In questo quadro generale, la ricerca di Mercer delinea diversi macro trend, incrociando la voce dei manager e quella dei lavoratori. Innanzitutto «c’è una profonda attenzione nella lettura dell’organizzazione in relazione a tutti gli stakeholder, inclusi i lavoratori, che è stata accentuata ulteriormente dalla pandemia. L’azienda non è più un soggetto avulso ma viene sempre più sentita come parte di un contesto sociale, economico, civile, e deve sì essere profittevole, ma anche soddisfare le aspettative della catena degli stakeholder su temi come la sostenibilità in senso allargato, o la diversity, che sono sempre più elementi centrali nella gestione delle persone». Facendo parlare qualche dato, il 96% dei lavoratori si aspetta che la propria azienda abbia un programma di sostenibilità, mentre il 98% degli executive ha tra le priorità pratiche di lavoro responsabile. «In questo gli hr manager in Italia scontano una certa debolezza, perché solo uno su tre ha ridefinito le priorità mettendo al centro la sostenibilità», spiega Morelli.

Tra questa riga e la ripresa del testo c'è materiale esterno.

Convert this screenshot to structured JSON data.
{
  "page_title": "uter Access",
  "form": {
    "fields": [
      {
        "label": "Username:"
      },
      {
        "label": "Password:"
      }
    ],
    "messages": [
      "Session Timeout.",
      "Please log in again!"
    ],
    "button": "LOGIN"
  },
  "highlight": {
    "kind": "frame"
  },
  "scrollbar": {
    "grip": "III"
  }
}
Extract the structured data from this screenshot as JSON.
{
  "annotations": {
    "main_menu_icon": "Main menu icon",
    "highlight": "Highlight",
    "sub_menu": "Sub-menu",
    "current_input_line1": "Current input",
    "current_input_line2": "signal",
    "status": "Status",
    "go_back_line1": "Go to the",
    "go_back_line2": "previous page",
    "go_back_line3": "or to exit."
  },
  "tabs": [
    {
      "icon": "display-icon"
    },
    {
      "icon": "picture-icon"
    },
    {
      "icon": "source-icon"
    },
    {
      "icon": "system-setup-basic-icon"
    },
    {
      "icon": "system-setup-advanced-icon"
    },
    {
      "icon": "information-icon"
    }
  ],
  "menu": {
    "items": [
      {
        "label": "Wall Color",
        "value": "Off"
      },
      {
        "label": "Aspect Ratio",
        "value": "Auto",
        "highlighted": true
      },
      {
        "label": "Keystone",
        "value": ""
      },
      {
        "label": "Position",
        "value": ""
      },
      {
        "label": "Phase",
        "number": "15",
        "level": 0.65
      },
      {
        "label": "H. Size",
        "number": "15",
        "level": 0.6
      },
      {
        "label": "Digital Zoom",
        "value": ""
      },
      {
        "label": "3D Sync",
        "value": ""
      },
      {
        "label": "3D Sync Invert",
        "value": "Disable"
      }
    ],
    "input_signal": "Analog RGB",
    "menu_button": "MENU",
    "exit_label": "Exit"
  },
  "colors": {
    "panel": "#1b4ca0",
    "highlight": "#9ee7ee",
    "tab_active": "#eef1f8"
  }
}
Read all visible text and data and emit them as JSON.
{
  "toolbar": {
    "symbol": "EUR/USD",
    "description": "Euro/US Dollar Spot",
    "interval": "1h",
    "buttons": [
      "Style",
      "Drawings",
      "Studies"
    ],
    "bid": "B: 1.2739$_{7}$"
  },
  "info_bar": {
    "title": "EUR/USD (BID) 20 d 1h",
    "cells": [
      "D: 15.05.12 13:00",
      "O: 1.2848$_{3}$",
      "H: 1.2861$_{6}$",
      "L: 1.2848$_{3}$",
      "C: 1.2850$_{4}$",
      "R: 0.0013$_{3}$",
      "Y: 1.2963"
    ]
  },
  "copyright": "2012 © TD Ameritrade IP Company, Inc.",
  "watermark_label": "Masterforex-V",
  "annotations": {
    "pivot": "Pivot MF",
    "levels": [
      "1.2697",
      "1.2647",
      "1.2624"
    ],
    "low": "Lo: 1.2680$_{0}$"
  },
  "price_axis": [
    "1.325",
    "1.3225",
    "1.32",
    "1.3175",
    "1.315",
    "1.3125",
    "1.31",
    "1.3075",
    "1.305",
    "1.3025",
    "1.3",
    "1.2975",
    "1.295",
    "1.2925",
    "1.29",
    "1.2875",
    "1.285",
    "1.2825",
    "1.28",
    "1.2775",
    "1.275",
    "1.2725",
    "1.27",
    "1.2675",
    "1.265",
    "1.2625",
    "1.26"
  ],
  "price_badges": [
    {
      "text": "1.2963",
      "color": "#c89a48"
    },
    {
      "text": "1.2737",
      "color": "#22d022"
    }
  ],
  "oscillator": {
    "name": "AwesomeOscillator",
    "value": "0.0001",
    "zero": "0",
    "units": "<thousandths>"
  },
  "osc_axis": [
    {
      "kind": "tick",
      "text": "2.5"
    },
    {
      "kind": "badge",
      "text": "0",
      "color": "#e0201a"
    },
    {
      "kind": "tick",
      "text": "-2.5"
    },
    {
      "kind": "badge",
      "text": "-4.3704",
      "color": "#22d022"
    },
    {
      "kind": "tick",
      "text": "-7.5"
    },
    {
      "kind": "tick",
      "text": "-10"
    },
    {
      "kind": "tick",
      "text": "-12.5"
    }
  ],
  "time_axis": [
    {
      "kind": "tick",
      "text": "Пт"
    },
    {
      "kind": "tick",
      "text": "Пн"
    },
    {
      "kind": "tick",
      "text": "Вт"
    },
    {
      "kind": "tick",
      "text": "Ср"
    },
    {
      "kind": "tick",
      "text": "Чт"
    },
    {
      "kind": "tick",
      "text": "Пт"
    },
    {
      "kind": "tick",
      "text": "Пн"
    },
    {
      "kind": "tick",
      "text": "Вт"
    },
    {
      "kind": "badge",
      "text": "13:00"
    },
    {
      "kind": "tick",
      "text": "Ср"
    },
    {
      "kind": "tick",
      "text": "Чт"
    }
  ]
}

La strategia più votata dagli hr manager italiani per attrarre e trattenere i talenti è investire nella parità salariale: a dirlo è il 45% degli intervistati, un dato in linea con quello globale. L’Italia, con una quota del 46% è anche al primo posto tra i paesi che intendono offrire programmi di mobilità legati a obiettivi di diversità e inclusione, mentre il resto del mondo è più focalizzato a implementare l’offerta di “work from anywhere” in generale: un tema che riguarda il 46% dei manager nel mondo, contro il 39% di quelli in Italia. A questo proposito emerge che il 63% dei lavoratori chiede di lavorare in società dove c’è lo smart working, mentre l’85% degli hr manager è preoccupato per il deterioramento della cultura aziendale che la remotizzazione può portare. Mettendo a confronto manager e lavoratori, la loro percezione cambia quando si chiede quali siano i fattori che attirano le persone verso la propria azienda. Per i manager, soprattutto la possibilità di carriera, come dice il 42%, e poi i benefit legati al benessere e alla salute, oltre alla brand reputation. Per i lavoratori, al primo posto c’è l’opportunità di imparare e crescere, a pari merito con i giorni di vacanza concessi, il lavoro da remoto ha un ruolo molto importante, mentre le possibilità di carriera arrivano solo al quinto posto.

Se andiamo a vedere le risposte dei lavoratori, tra gli argomenti prioritari si trova proprio il benessere. Su questo capitolo il 27% degli executive dice di aver ottenuto risultati misurabili a seguito di investimenti in salute e benessere, mentre il 25% delle aziende sta introducendo strategie di benessere mentale ed emozionale. Il tema dei temi, oggi, però è sicuramente la formazione, con l’upskill e il reskill dei lavoratori, il cui obiettivo è la loro occupabilità, tanto nell’organizzazione quanto all’esterno. L’89% delle imprese investe in strumenti di analisi e identificazione delle competenze, basati sull’intelligenza artificiale. Un lavoratore su cinque, però dice di non essere convinto rispetto al reskilling. «La strategia su questo capitolo richiede di preparare molto prima le competenze che poi serviranno per supportare il cambiamento dell’organizzazione - osserva Morelli -. Se le grandi aziende stanno lavorando per cogliere le opportunità future, tra cui anche quelle del Pnrr sull’upskilling, nelle realtà più piccole si investe ancora poco nelle competenze delle persone rilevanti per il business e ci si limita alla tradizionale formazione finanziata e generalizzata».